According to preliminary data, the S&P 500 gained 53.37 points, or 1.21%, to end at 4,449.81 points, while the Nasdaq Composite gained 193.85 points, or 1.43%, to 13,785.18. The Dow Jones Industrial Average rose 278.00 points, or 0.81%, to 34,400.42.

The Nasdaq composite registered its strongest first-half performance in 40 years while the Nasdaq 100 index of top technology stocks boasted its biggest first half gain on record.

The S&P 500′s growth index rose and investor favorites such as Amazon, Microsoft, Alphabet and Nvidia were all extending a blistering rally fueled by strong earnings and a buzz around artificial intelligence.

Small cap stocks were also attracting attention with the Russell 2000 index registering its fifth straight day of gains, its longest winning streak since the five sessions ending March 3.

Still, traders were pricing in an 86.8% chance that the Fed will hike rates by 25 basis points to 5.25%-5.50% range in its July meeting, according to CMEGroup’s Fedwatch tool, down slightly from the 89.3% on Thursday.
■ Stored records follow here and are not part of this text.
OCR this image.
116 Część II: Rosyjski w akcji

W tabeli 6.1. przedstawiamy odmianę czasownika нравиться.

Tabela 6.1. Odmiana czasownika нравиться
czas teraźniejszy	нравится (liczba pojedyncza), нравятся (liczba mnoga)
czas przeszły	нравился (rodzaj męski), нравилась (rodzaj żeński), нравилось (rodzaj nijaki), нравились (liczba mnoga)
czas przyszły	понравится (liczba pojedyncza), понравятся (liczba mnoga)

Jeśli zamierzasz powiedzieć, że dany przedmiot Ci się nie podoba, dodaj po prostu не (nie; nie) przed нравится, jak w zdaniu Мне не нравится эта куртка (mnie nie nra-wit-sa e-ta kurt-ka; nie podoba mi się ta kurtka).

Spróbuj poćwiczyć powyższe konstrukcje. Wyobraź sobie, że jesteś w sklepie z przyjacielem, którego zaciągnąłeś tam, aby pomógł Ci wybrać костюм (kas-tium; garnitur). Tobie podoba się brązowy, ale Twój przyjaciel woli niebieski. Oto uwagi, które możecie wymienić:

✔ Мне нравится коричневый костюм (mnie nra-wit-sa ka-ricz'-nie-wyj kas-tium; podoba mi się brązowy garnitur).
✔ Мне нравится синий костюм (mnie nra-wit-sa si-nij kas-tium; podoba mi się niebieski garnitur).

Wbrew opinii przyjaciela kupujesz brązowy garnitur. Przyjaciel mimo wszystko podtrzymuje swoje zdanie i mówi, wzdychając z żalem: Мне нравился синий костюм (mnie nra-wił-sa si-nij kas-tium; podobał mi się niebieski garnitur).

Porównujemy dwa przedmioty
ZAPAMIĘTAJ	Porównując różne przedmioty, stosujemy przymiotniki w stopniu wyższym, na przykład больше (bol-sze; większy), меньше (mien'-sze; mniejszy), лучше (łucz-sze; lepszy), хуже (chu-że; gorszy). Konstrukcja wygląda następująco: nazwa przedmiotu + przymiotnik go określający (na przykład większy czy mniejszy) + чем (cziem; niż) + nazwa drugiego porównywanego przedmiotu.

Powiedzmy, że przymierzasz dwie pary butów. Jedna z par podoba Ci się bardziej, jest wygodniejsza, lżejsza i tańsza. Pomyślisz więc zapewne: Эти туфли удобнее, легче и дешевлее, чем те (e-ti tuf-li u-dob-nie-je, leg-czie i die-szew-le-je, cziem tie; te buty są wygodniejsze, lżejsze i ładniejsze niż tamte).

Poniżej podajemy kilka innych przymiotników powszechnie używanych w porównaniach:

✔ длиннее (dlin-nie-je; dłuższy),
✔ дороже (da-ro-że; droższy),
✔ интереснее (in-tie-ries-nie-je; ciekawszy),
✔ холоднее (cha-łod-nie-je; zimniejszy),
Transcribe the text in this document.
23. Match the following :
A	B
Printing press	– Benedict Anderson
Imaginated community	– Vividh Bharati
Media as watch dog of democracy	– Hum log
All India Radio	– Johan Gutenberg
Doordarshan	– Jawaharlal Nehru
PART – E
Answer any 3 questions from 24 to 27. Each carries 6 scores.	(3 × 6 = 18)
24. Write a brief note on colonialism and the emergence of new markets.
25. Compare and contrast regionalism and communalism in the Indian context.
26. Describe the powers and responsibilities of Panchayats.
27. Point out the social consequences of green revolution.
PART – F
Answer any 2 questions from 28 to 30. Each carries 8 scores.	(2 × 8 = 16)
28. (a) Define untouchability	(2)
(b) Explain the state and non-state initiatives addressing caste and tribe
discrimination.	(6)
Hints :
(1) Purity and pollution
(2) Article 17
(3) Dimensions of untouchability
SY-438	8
Hawkish remarks from Fed Chair Jerome Powell and strong economic data earlier this week boosted bets the Fed will keep hiking rates, but stock markets took comfort in signs of strength in the U.S. economy.

The CBOE Market Volatility Index, Wall Street’s fear gauge, earlier slipped to a one-week low at 12.96 points.

Among single stocks, Nike Inc fell after it forecast first-quarter revenue below Wall Street expectations.

Carnival Corp shares jumped after Jefferies upgraded the cruise operator’s stock to “buy” from “hold.”